Sunday, March 13, 2011

More responses to the earthquake in Japan

All this stuff makes me think about the whole phenomenon called "being concerned." Society places a great deal of importance upon "being concerned" about this, that or the other terrible thing going on somewhere in the world. I agree that a bit of this concern is useful in helping alleviate suffering in those places. But it strikes me that the vast majority of what we call "being concerned" involves getting into our own heads, turning over the information, imagining whatever we want to imagine, working up our emotions, wallowing in our feelings like a pig in mud. For some reason I've never been able to comprehend very clearly this makes us look good socially, like we're doing the right thing.
While I agree with the sentiments he expresses what's also going on in my mind, is how it affects the people I know there, how it affects my company, co-workers, upcoming business trips and so forth.  As I wrote below,  to me, this is not a TV show.   It cannot but have profound effects on what I and others are going to be doing in the near future; economically this is  worse than 9/11 for Japan.

This is not nothing.

It is a luxury that many in the USA, even folks with limited incomes can have:  to choose how to feel about this huge disaster. I'm a bit closer to it, I guess.

All of that said, I bought into the Japanese stock market as soon as I heard the news.  (Am I a heartless beast, too?)  I have a retirement and my son's education to assure.   And maybe because I'm an engineer, one of the things I'm aware of is that there will be huge amounts of capital and labor and expenditure and technology flowing as a result of this event.

And then there's the issue of Fukushima.  I am very sad about that, not because it's some bad nuke disaster. In fact I'm appalled by the scope of the disaster, but that's not what makes me sad. I'm sad because the structural design of the buildings was overseen by my father. I remember big debates/arguments with my parents about the benefits of nuclear power back in the '70s.  But one thing I always knew was that my father had done a diligent job in what he did- there are other things still standing around the world, not just nuclear power plants, that are his designs.  And a rare event has made his work in Fukushima unusable and worse.  I can imagine how the descendants of the guy who designed the Colossus of Rhodes must have felt. But in reading about it, it is obvious that the effects of Fukushima extend far beyond what my own feelings are about it.  This is a huge economic and environmental catastrophe.  The fact that it has slightly more than  tangential relationship to me is nothing compared to what's actually going on and the after effects that will ensue.

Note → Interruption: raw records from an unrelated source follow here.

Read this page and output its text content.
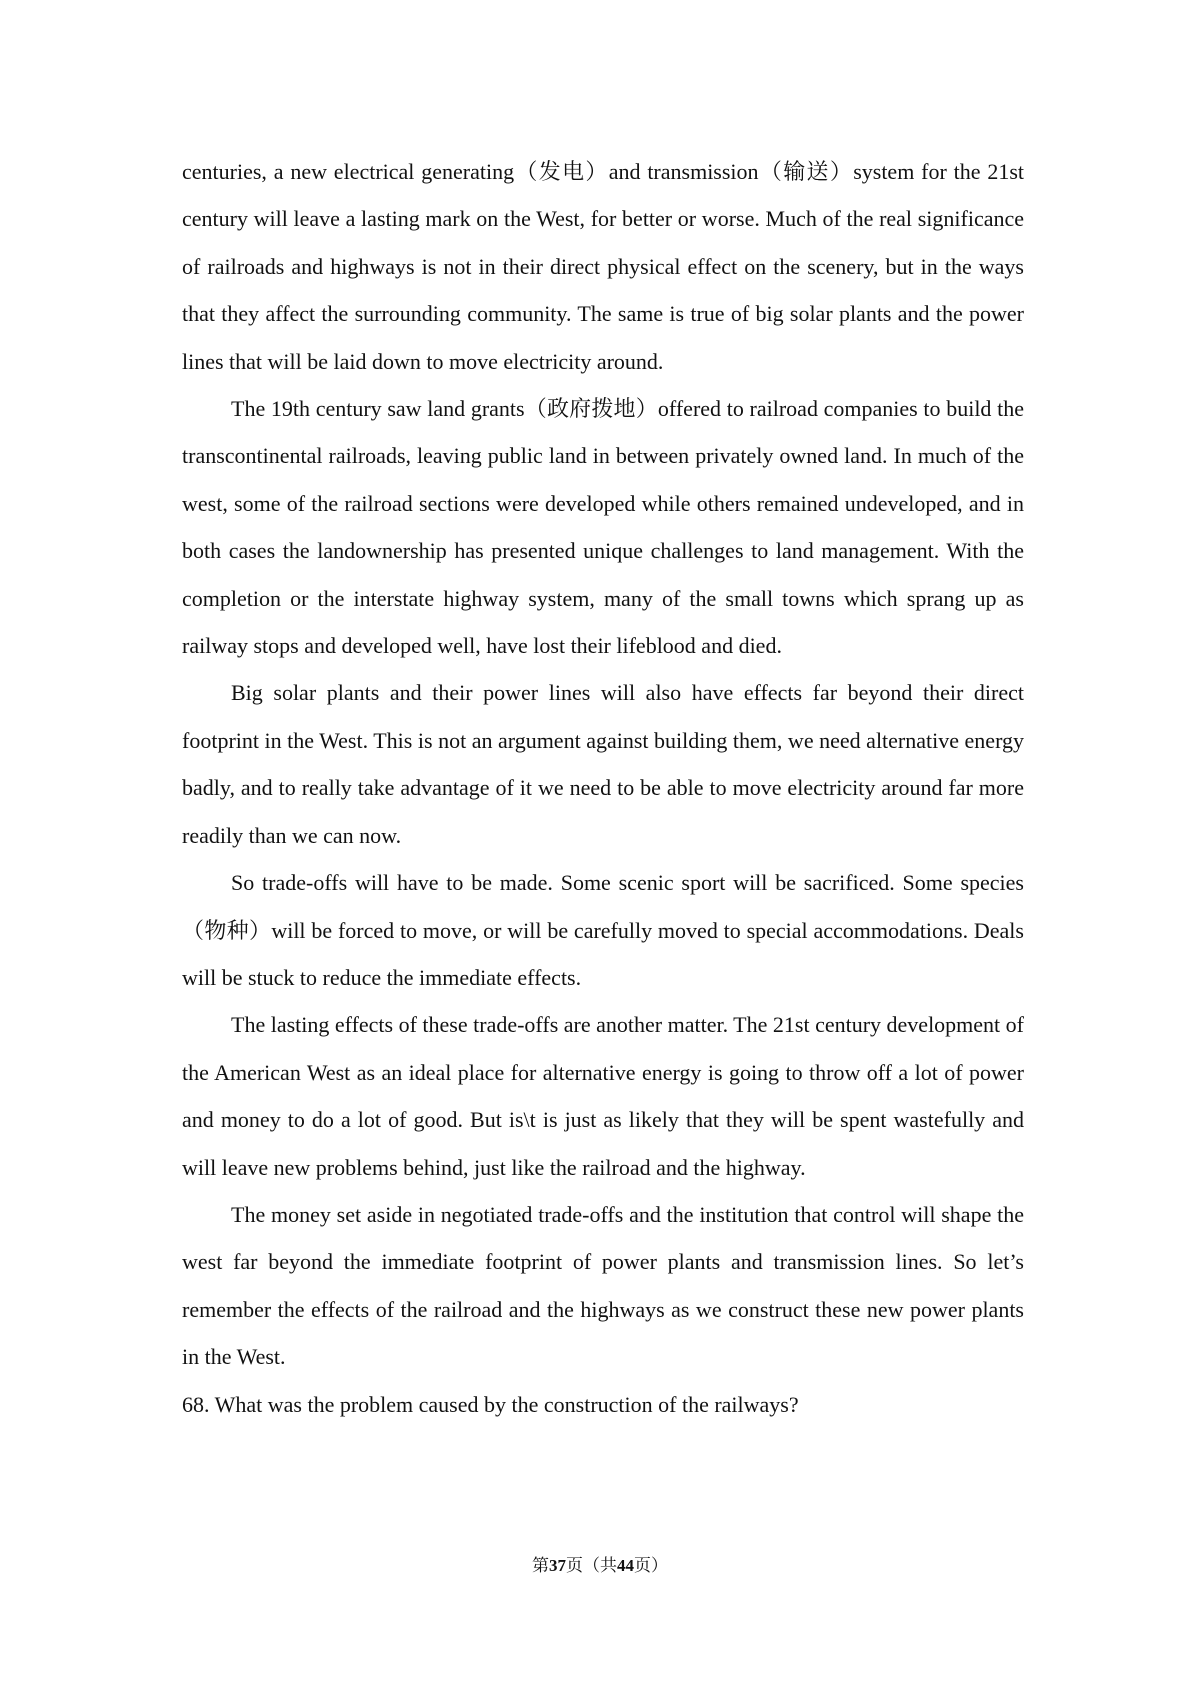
centuries, a new electrical generating（发电）and transmission（输送）system for the 21st century will leave a lasting mark on the West, for better or worse. Much of the real significance of railroads and highways is not in their direct physical effect on the scenery, but in the ways that they affect the surrounding community. The same is true of big solar plants and the power lines that will be laid down to move electricity around.

The 19th century saw land grants（政府拨地）offered to railroad companies to build the transcontinental railroads, leaving public land in between privately owned land. In much of the west, some of the railroad sections were developed while others remained undeveloped, and in both cases the landownership has presented unique challenges to land management. With the completion or the interstate highway system, many of the small towns which sprang up as railway stops and developed well, have lost their lifeblood and died.

Big solar plants and their power lines will also have effects far beyond their direct footprint in the West. This is not an argument against building them, we need alternative energy badly, and to really take advantage of it we need to be able to move electricity around far more readily than we can now.

So trade-offs will have to be made. Some scenic sport will be sacrificed. Some species（物种）will be forced to move, or will be carefully moved to special accommodations. Deals will be stuck to reduce the immediate effects.

The lasting effects of these trade-offs are another matter. The 21st century development of the American West as an ideal place for alternative energy is going to throw off a lot of power and money to do a lot of good. But is\t is just as likely that they will be spent wastefully and will leave new problems behind, just like the railroad and the highway.

The money set aside in negotiated trade-offs and the institution that control will shape the west far beyond the immediate footprint of power plants and transmission lines. So let’s remember the effects of the railroad and the highways as we construct these new power plants in the West.

68. What was the problem caused by the construction of the railways?

第37页（共44页）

It is said there are six degrees of separation by which you can know anyone.  Maybe the number's not six; maybe it's 9 or 10, but the point is still the same.   This event affected people that are known by the people that are known by...eventually to me.  It's not a TV show; it's not Wolf Blitzer or any other CNN or ABC/Disney head droning on about it, but it is real, and it affects people.  We don't have to pretend we're concerned, or adopt a pose of insouciance, but it is real.  Thousands of people are dead.  All people will die.  There is huge and real devastation and destruction and the results of instant impermanence.  And there will be fortunes made and lost, just as there will be loved ones who have been lost of which some will be found and  others may be made anew.

Oddly enough, this profound event still doesn't have a "handle" like 9/11 about which to call it.


Oddly enough, with all the compassion floating around the Buddhist blogosphere, wouldn't you know that the first place I saw about how to financially help Japan came from Barry Ritholtz's financial blog.

In the USA, you can text REDCROSS to 90999 to donate $10 . . .

Further Update:

I really appreciate that lots of folks have called our house and asked about me; although most of the time I'm not in Japan, and as with getting  4 aces in poker on a single draw, the odds that a quake of this magnitude would happen and I'd be in Japan when it happens are pretty steep.

1 comment:

J said...

All of that said, I bought into the Japanese stock market as soon as I heard the news.

Yesss, mumonsan, the sound of one trend spiking--aka the zen of the long and the short.